Déchets Agricoles. Le gouvernement se dit décidé à s’atteler au problème. Il était temps, alors qu’ils devraient aujourd’hui être à la base d’une industrie de recyclage, ils représentent en fait la cause essentielle de pollution atmosphérique en Egypte. Enquête.

Prémices d’un traitement réfléchi

Mieux vaut tard que jamais. Cependant, la déclaration du ministre de l’Agriculture Amin Abaza d’avril dernier dans la presse sur les déchets agricoles n’en reste pas moins étonnante. Selon lui, l’Egypte souffrirait en effet du problème des déchets en général et ceux résultant de l’activité agricole en particulier. Et cela depuis les années 1980 ! C’est pourquoi, a-t-il poursuivi, son ministère met actuellement en place une stratégie de gestion des déchets agricoles. Elle consistera en des mécanismes précis visant à recycler tous les déchets résultant des différentes récoltes agricoles. Les engrais organiques, les fourrages et bien d’autres composants résultant du recyclage seront ensuite utilisés pour fertiliser les sols et alimenter les élevages.

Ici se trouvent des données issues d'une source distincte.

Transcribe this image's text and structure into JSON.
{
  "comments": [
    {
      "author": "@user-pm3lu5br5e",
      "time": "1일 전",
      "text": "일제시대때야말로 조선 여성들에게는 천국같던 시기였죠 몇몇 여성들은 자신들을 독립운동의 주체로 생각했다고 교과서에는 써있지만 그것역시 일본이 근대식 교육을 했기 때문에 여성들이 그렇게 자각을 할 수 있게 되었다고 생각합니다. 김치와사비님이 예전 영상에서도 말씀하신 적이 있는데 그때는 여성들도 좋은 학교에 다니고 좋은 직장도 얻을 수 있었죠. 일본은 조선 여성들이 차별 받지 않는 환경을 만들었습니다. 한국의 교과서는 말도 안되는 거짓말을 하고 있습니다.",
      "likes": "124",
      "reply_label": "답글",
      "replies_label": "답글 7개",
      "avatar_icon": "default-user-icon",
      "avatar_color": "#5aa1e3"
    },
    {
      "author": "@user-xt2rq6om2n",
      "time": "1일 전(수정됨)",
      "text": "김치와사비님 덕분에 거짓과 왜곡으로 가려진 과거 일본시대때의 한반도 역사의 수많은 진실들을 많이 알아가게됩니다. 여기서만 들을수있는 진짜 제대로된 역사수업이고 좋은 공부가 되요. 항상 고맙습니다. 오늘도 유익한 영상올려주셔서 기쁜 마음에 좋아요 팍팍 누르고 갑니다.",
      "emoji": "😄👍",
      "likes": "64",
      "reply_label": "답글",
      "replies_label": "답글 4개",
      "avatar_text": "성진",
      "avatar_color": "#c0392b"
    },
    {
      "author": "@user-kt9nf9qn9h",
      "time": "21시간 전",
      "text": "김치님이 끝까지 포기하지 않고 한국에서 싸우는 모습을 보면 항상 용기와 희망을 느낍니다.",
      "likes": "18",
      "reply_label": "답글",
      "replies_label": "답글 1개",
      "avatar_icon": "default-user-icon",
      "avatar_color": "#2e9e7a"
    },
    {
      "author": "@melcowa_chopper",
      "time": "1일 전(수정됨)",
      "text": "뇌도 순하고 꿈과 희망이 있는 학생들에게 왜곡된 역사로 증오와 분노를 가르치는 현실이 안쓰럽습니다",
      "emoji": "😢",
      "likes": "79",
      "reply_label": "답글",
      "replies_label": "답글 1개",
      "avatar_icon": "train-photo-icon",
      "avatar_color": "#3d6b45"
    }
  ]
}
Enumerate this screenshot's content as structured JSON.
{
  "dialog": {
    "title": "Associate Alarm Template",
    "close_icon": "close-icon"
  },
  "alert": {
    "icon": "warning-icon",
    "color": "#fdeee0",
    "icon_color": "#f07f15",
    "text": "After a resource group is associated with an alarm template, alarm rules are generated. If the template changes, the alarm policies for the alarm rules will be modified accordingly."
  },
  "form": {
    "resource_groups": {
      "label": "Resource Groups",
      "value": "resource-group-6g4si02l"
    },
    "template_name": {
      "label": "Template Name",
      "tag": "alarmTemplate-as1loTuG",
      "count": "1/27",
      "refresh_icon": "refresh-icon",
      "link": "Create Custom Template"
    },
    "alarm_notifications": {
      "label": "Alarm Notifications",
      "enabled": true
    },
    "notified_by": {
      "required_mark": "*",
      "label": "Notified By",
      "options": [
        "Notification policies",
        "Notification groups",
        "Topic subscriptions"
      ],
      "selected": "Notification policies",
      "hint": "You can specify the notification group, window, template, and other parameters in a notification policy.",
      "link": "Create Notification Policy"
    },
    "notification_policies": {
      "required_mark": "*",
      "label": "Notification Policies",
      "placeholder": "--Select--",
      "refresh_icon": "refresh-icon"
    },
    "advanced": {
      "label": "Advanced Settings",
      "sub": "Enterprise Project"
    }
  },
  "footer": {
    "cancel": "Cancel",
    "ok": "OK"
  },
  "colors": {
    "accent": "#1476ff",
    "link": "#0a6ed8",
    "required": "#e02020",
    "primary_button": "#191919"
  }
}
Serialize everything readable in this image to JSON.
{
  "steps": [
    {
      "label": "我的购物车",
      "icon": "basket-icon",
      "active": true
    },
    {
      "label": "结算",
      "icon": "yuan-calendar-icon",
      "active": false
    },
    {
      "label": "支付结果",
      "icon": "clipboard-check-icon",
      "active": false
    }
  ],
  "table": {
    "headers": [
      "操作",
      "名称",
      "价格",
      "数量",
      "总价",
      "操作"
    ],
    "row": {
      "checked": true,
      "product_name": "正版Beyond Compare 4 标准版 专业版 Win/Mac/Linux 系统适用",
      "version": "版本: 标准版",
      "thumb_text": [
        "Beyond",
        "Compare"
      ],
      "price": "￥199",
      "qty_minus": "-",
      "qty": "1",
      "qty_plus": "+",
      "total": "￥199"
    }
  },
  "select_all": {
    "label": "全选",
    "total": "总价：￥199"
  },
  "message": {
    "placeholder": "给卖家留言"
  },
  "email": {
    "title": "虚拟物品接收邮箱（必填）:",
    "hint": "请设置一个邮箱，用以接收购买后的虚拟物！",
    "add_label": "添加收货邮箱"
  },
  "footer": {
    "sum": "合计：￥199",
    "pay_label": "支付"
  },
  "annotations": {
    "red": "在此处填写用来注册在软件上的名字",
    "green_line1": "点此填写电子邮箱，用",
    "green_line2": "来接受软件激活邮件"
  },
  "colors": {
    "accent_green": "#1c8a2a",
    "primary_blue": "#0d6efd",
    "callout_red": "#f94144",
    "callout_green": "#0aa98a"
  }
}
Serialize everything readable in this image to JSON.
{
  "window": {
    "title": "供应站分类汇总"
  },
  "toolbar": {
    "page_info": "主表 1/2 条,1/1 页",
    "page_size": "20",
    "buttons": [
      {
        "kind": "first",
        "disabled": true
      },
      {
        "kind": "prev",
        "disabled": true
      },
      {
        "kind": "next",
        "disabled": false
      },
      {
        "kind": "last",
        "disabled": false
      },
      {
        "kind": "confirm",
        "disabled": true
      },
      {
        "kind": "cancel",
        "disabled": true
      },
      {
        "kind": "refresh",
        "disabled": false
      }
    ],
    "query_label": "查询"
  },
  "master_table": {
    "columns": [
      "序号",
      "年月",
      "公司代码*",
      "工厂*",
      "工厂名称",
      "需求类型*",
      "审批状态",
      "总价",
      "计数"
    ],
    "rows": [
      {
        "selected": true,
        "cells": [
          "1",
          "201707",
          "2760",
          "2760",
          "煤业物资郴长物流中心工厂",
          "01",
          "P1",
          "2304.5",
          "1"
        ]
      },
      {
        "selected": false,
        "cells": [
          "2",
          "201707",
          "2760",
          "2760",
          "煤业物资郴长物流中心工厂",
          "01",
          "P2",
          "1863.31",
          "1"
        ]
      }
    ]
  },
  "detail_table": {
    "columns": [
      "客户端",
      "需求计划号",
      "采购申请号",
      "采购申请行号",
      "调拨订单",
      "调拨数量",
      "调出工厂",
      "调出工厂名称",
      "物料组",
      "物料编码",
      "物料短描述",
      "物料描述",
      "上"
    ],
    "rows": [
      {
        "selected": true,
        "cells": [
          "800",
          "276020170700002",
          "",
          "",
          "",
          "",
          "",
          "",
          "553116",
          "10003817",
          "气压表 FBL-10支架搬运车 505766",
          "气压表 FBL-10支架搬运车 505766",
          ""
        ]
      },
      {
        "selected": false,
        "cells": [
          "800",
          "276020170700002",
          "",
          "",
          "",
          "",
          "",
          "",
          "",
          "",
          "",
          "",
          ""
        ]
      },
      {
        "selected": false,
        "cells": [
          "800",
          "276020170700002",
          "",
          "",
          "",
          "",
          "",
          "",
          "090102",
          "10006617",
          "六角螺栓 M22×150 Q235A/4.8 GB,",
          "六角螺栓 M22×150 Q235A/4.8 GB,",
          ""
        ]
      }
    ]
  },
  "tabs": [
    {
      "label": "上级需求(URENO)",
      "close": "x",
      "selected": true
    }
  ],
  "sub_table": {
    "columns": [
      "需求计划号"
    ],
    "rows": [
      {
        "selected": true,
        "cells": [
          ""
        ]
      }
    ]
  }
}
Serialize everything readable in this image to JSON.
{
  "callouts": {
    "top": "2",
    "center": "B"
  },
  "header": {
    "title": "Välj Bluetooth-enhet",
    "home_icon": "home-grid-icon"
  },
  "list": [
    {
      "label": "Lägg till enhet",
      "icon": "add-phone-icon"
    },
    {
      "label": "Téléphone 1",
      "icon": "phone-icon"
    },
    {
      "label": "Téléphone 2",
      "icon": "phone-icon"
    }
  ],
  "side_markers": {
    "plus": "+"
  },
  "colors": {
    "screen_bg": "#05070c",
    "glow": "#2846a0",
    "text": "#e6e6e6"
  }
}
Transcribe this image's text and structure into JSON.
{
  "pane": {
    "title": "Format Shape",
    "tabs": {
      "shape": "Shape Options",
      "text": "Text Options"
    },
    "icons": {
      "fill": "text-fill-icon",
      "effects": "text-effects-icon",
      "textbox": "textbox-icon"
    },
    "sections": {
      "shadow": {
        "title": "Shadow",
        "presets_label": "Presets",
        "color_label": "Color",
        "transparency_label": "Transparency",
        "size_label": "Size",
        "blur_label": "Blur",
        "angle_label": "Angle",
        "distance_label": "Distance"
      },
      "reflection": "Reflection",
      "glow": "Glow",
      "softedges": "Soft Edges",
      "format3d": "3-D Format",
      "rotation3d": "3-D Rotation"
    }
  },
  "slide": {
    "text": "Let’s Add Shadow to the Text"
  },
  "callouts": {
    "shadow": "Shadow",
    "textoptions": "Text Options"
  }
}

Sachant que le brûlis des déchets agricoles sont une cause essentielle du nuage noir au-dessus du Caire entre septembre et novembre de chaque année, cette déclaration suscite une question importante : Pourquoi l’Egypte n’a-t-elle pas encore mis en place de politique pour limiter les dégâts de ces déchets agricoles sur l’environnement et en tirer profit ? Car il y a urgence. Tout d’abord, les déchets agricoles en Egypte consistent en des déchets botaniques et animaux, dont le volume s’élève à environ 45 millions de tonnes par an. 30 millions de tonnes constituent des déchets botaniques, selon les sources de l’Agence Egyptienne pour les Affaires de l’Environnement (AEAE). Ces derniers comprennent environ dix espèces, provenant des différentes récoltes agricoles. Mais la paille de riz présente un vrai problème. Et ce, à cause des importantes superficies de culture de riz dont résultent environ 3,5 millions de tonnes de paille par an, brûlées pendant les mois de septembre, d’octobre et de novembre. Autrement dit, la saison du nuage noir au-dessus du Caire. « Le paysan se trouve en fait coincé pendant ces trois mois. Il doit se débarrasser de la paille pour procéder à une autre culture. Ce qui le pousse à brûler rapidement ce genre de déchet. Le manque de coordination entre les ministères de l’Agriculture et de l’Environnement est flagrant sur cette question. Le premier condamne le paysan qui procède au stockage de la paille, à une amende de 10 000 L.E. et à une peine de prison de trois ans. Le second le condamne à une amende de 10 000 L.E. s’il la brûle », explique Essam Nada, responsable des déchets au Bureau Arabe pour la Jeunesse et l’Environnement (BAJE).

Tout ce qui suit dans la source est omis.